The point is this is a very experienced management team with a history of excellent capital allocation that has shed its past as an incubator to focus on a single product to address an endless TAM that is the Fintech services market. They have more inbound business than they can handle, and management forecasts 25%+ growth for multiple years ahead. As the business scales, more cashflow drops to the bottom line. Management is long term focused and aspires to be a world-class payments processor.
This is the current state of the business:

We created an estimated valuation with the following assumptions:
- 10-15% attach rate for maintenance and support
- Processing and Unit economics – $0.50 – $1.00 per account per month for credit.

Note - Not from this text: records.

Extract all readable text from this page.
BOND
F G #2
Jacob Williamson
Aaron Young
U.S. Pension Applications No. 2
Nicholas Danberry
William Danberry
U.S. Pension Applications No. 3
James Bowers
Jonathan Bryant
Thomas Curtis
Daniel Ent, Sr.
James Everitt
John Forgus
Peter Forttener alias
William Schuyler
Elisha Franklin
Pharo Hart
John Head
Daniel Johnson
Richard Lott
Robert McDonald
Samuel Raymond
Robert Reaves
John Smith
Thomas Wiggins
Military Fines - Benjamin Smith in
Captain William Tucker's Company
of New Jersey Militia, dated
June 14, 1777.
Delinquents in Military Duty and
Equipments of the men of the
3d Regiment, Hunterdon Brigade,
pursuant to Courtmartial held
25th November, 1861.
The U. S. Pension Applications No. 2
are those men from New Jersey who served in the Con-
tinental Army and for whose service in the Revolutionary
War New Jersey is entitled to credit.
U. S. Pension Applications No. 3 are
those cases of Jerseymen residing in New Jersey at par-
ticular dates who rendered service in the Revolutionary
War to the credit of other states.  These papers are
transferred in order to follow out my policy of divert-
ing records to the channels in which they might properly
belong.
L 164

- Roughly a 25% annual growth rate through the period.
From this, we see 125% upside to current valuation.

Risks
- Lawsuits – There is ongoing litigation from a short report issued early in 2019. 30 separate lawsuits gained class action status. Management views this as ambulance chasing and they don’t plan to pay anything to settle the suits and they estimate that legal fees will be less than $500k.
- Customer concentration – This is counterbalanced by the stickiness of their business model.
- There is reputational risk for INS if there is a blackout in their software. Any problems of this sort with their largest customer would be catastrophic. Management is confident in their software.
[1] INS still has some remaining investments outstanding, but their future is in Fintech. All future investments will be directly related to CoreCard.
[2] 58% for the first 9 months of 2019 and 70% for Q3 2019.